Cliff Hole, Bottom Bullock, oil on canvas, 183.4 x 244cm by Lucy Culliton

Cliff Hole, Bottom Bullock, oil on canvas, 183.4 x 244cm by Lucy Culliton

The painting's scale is encompassing, cinematic in its horizontal sweep, with a high horizon line that loops back through the reflection of the sky in the meandering creek below. Culliton's work serves as a quiet reminder that landscape painting still holds the power to reconnect us to place. Though traditional in medium, her approach is direct and tactile. This is not the landscape as a sweeping romantic vista. It is dirt, fencing, and working land, depicted with an affection that is felt rather than embellished.

In a show filled with psychological portraiture and conceptual tension, Cliff Hole, Bottom Bullock offers something quietly profound. It is a return to the physical, a reconnection to place. It draws the viewer out of the gallery and into the paddock, not as a visitor, but as someone who has been there before.

While the Wynne Prize was originally conceived to recognise either landscape painting or figure sculpture, the pairing has always felt more structural than conceptual. It remains a legacy quirk rather than a deliberate dialogue. But 2025 marks a turning point. With 16 sculptural works among the 52 finalists, this year presents the largest showing of sculpture in the prize's recent history. Sculpture now feels less like an appended category and more like a fully integrated presence, one that brings material weight, humour, and spatial tension into the gallery.

Ramesh Mario Nithiyendran's Seated figure with brown spiky mask exemplifies this shift. Irreverent, exuberant, and unmistakably larger than life, it erupts from the floor in a riot of colour and texture. It does not engage with landscape in any traditional sense. Instead, it explores identity, belief systems, and a kind of chaotic, handmade divinity. In a prize that has often strained to balance its dual focus, works like this suggest that sculpture no longer needs to justify its place. It claims it fully and unapologetically.

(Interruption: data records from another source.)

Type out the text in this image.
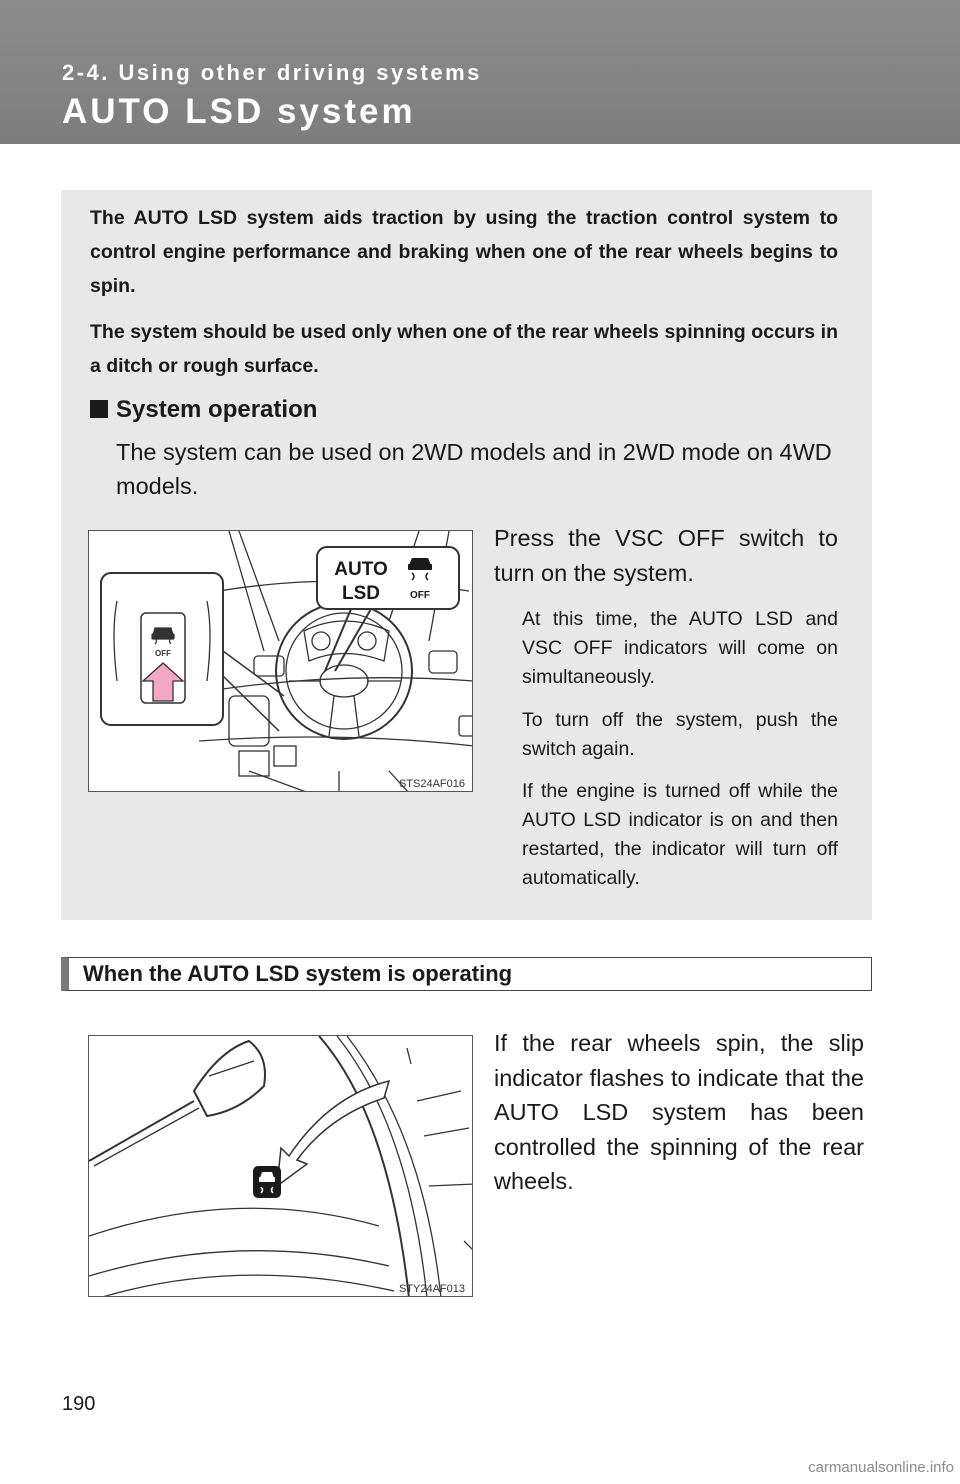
2-4. Using other driving systems
AUTO LSD system

The AUTO LSD system aids traction by using the traction control system to control engine performance and braking when one of the rear wheels begins to spin.

The system should be used only when one of the rear wheels spinning occurs in a ditch or rough surface.

System operation

The system can be used on 2WD models and in 2WD mode on 4WD models.

OFF
AUTO
LSD	OFF
STS24AF016

Press the VSC OFF switch to turn on the system.

At this time, the AUTO LSD and VSC OFF indicators will come on simultaneously.

To turn off the system, push the switch again.

If the engine is turned off while the AUTO LSD indicator is on and then restarted, the indicator will turn off automatically.

When the AUTO LSD system is operating
STY24AF013

If the rear wheels spin, the slip indicator flashes to indicate that the AUTO LSD system has been controlled the spinning of the rear wheels.

190
carmanualsonline.info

A subtler form of subversion appears in Kenny Pittock's Throw caution to the wind, which blends wit with conceptual precision. So unassuming it nearly vanished into the space, I walked past it several times before realising it was one of the works of art on display. I had even reached the point where I thought it might be fun to take a photo of the warning sign, as if the ubiquitous gallery caution signage itself could be mistaken for art. Only then did I realise that was precisely the point.

Pittock reimagines the familiar yellow caution sign, replacing its utilitarian warning with the invitation to throw caution to the wind. Cast in bronze and painted with enamel and synthetic polymer, the sculpture elevates a mundane object into a quietly profound gesture. It speaks to our collective anxieties, our craving for order, and the liberating absurdity of letting go.

As I stepped back into the hum of the city, the works stayed with me, not as images but as feelings. The drag of a brushstroke. The weight of stillness. The shimmer of light on bronze. Each prize carried its own rhythm. The Sulman danced between wit and tradition. The Archibald stared back at us. And the Wynne breathed.

This was not a survey of contemporary art. It was something looser. A constellation. A snapshot of culture in motion. A reminder that great art does not just show us the world, it slows us down. And in that pause, something shifts.

As I briefly mentioned earlier, many are called and few are chosen. From the array of exceptional works on display, my selections spoke to me for reasons that are personal, subjective, and deeply felt. Not everything needs to be experienced the same way. Some works whisper. Others insist. And it is in this diversity that a new generation of artists walks through the door and finds inspiration. They take what moves them and shape it in whatever way they choose.